Rather than pursuing these questions, Anatolios makes a deft transition to his next discussion: the life of grace which follows from a transformative christology. Athanasius’ hagiography of the monk Antony is the primary text here, and two related themes emerge from it: First, Antony’s life of holiness is offered as evidence that Christ is risen and active in the world, overthrowing wickedness; and second, Antony is described as Christ’s co-worker. Anatolios offers a careful description of this synergistic life of grace, showing how Antony’s labor is dependent on, derivative from, and directed toward the work of Christ. Antony’s balance between patiently waiting on deliverance from God on the one hand and passionately striving and battling against evil on the other hand is a good reminder of why John Wesley was drawn to the spirituality embodied here. Perhaps the chief merit of Anatolios’ book is that he shows how the broad outline of the theology of Athanasius serves to underwrite this spirituality.

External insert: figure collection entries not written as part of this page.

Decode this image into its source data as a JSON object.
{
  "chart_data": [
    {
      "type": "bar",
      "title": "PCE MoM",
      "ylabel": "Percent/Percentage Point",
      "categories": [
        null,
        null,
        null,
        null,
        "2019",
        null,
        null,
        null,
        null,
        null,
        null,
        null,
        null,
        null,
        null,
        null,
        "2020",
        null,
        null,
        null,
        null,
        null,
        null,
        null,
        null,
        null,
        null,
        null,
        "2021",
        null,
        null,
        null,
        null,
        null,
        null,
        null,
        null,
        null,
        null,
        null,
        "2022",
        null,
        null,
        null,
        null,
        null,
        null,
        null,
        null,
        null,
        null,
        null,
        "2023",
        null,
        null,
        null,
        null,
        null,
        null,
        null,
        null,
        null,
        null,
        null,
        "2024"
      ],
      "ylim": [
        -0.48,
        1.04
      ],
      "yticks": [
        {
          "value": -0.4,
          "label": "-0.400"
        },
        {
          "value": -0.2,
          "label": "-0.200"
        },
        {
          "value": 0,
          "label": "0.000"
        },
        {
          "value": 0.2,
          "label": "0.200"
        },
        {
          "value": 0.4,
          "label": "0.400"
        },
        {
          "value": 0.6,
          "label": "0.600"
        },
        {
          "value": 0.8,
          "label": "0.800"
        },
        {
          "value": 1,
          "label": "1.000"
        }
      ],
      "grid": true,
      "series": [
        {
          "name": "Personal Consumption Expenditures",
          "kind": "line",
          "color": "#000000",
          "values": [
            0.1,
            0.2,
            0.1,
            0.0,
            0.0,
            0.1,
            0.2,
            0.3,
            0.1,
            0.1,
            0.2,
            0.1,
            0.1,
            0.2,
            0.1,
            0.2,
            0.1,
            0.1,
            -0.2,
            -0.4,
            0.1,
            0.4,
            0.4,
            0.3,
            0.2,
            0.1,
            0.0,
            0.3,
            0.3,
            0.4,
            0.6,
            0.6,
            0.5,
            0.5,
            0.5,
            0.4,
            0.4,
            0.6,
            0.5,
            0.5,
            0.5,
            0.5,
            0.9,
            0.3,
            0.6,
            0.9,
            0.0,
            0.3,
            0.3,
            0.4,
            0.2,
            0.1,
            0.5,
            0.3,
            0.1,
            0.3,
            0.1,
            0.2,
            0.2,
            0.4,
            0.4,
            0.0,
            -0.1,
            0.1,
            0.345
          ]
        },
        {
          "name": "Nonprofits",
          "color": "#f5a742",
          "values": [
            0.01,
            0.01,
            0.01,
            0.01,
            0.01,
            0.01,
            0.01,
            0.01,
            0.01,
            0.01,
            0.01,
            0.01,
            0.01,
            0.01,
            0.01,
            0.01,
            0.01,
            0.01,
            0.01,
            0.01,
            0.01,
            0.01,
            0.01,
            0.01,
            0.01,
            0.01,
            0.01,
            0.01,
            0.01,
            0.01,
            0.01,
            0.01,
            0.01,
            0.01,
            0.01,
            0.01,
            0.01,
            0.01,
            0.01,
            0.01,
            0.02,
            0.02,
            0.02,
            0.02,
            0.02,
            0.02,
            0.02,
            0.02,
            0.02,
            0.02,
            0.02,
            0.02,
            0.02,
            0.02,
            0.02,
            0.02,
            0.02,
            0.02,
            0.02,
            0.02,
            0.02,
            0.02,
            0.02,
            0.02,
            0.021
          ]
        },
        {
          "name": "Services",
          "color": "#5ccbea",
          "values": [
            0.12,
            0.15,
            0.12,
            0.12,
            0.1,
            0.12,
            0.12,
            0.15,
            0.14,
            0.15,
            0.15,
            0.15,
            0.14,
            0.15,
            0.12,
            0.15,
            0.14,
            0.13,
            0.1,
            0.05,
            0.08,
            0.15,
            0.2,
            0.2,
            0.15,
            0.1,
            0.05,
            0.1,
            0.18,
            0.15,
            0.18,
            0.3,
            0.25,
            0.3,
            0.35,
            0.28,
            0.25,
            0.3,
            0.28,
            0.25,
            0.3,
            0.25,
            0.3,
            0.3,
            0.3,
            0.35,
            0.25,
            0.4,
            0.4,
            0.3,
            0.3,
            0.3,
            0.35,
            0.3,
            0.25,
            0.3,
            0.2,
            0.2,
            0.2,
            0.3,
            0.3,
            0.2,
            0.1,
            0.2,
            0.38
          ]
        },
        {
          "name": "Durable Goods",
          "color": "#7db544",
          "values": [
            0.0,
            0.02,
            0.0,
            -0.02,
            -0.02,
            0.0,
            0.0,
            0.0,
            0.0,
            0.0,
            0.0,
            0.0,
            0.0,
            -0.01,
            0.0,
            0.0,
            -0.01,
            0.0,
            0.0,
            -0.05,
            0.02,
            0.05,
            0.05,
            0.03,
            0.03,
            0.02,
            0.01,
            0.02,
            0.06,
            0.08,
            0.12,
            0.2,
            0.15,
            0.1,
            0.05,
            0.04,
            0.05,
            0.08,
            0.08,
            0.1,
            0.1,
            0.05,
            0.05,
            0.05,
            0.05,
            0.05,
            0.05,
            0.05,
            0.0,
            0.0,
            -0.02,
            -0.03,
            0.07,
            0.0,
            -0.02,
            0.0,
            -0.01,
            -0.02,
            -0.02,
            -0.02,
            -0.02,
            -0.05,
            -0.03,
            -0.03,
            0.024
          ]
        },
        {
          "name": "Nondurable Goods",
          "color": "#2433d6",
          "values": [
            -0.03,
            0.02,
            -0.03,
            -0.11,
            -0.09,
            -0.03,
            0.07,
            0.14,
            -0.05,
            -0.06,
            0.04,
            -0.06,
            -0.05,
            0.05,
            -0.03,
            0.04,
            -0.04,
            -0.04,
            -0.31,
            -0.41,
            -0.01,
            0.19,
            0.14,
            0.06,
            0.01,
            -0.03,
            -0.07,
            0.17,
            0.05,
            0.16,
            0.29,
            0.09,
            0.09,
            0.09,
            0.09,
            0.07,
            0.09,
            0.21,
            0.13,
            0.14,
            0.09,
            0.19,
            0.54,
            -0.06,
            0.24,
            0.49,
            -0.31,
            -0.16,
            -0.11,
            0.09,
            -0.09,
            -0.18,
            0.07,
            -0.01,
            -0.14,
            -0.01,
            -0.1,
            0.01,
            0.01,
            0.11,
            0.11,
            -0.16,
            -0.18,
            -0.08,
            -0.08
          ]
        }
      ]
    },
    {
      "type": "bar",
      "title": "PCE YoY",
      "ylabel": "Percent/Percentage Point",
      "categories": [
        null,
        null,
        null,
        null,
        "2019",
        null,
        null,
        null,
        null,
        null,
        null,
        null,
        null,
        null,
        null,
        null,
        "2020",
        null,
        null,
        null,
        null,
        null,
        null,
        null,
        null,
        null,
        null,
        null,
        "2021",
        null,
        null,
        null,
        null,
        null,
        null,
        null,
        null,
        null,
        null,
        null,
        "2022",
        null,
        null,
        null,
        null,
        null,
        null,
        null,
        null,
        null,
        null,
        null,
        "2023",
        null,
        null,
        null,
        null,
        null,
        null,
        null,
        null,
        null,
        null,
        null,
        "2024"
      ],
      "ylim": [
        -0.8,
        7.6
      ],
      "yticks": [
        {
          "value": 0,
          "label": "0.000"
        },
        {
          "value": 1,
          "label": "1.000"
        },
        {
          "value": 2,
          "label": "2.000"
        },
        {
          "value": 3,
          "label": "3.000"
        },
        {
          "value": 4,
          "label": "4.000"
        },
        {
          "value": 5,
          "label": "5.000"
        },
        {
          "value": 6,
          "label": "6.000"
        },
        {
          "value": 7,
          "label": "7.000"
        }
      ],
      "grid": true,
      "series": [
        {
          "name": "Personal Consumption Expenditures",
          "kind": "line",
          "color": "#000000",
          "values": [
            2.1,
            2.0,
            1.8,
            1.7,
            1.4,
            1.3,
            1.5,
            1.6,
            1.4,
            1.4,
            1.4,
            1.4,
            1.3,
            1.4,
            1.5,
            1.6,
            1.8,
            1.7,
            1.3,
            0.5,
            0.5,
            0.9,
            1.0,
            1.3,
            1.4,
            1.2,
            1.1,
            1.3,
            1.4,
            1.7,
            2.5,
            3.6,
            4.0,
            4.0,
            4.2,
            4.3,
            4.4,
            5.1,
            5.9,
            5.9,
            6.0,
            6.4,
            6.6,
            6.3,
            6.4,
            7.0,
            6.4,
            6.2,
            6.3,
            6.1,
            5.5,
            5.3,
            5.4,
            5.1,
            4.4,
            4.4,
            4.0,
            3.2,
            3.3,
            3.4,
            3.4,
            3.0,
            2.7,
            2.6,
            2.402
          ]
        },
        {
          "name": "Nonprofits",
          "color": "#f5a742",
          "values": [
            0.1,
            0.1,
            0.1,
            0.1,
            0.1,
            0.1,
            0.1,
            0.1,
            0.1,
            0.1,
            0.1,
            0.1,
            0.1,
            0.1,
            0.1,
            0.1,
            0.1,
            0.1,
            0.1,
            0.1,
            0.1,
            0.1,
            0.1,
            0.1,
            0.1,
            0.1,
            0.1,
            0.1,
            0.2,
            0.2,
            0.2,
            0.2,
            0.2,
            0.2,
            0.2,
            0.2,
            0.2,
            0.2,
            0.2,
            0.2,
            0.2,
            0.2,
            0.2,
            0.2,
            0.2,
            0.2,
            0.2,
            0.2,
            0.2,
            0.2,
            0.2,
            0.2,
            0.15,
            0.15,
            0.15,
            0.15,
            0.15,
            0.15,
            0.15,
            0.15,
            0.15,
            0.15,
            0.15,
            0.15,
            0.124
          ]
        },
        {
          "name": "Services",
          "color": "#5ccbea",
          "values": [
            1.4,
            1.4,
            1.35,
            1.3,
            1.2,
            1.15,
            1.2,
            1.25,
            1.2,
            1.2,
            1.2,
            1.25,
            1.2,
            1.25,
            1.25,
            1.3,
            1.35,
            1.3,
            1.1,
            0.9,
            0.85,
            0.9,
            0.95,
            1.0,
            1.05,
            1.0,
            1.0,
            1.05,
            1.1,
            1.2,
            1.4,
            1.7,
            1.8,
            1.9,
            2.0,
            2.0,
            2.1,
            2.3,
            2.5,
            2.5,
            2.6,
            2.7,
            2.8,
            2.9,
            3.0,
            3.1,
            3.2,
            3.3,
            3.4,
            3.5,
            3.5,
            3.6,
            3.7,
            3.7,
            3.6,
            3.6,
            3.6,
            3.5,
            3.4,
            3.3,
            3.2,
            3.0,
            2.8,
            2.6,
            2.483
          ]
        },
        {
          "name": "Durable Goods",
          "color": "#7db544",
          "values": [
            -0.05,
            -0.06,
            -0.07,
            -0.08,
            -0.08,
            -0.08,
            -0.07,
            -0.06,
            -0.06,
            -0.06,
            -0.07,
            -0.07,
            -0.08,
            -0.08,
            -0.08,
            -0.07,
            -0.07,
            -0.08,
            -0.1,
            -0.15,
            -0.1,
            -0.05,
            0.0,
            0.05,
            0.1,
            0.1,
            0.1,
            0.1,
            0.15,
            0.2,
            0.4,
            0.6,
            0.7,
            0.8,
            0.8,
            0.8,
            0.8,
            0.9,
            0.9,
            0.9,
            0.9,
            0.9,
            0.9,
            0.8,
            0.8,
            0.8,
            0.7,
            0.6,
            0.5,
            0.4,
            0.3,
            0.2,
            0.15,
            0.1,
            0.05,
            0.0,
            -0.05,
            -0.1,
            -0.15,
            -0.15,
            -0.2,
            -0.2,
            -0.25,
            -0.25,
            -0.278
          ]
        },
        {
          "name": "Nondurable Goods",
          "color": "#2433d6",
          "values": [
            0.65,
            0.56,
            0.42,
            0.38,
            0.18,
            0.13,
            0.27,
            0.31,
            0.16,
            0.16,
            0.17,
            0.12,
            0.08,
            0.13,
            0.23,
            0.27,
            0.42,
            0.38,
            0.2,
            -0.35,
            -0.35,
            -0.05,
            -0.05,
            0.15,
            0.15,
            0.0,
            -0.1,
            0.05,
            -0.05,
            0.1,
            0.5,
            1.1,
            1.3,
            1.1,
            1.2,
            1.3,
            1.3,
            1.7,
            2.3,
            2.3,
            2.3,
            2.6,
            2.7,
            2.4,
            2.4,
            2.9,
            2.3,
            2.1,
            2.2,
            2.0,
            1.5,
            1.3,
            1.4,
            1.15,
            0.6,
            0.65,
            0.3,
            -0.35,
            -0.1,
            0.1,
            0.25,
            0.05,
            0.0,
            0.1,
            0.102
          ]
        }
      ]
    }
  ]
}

By way of conclusion, Anatolios attempts a direct comparison of the Athanasian view of the God-world relation with the views of two modem theologians: Schleiermacher and Barth. The result is little more than a puppet show, with Schleiermacher standing in for one-sided pantheistic immanentism and Barth representing the one-sided transcendence of a God who is wholly other. This is not quite fair to either thinker, but it is an especially rough handling of Barth. After Anatolios has done so much careful work in bringing out the lines of Athanasian theology, it is a shame that he resorts to such a facile maneuver at the end. He has argued strenuously for Athanasius as the classic proponent of a distinctively Christian understanding of the convergence of God’s immanence and transcendence, and this should have enabled him to engage the nature-grace discussion in twentieth century Roman Catholic theology, or at the very least to have interacted with Kathryn Tanner’s celebrated thesis regarding the “non-contrastive” view of transcendence in Christian theology. In spite of this disappointing final section, Anatolios’ book does succeed in its stated aim of setting the theology of Athanasius before us as a systematic whole, and as a viable dialogue partner for contemporary theology.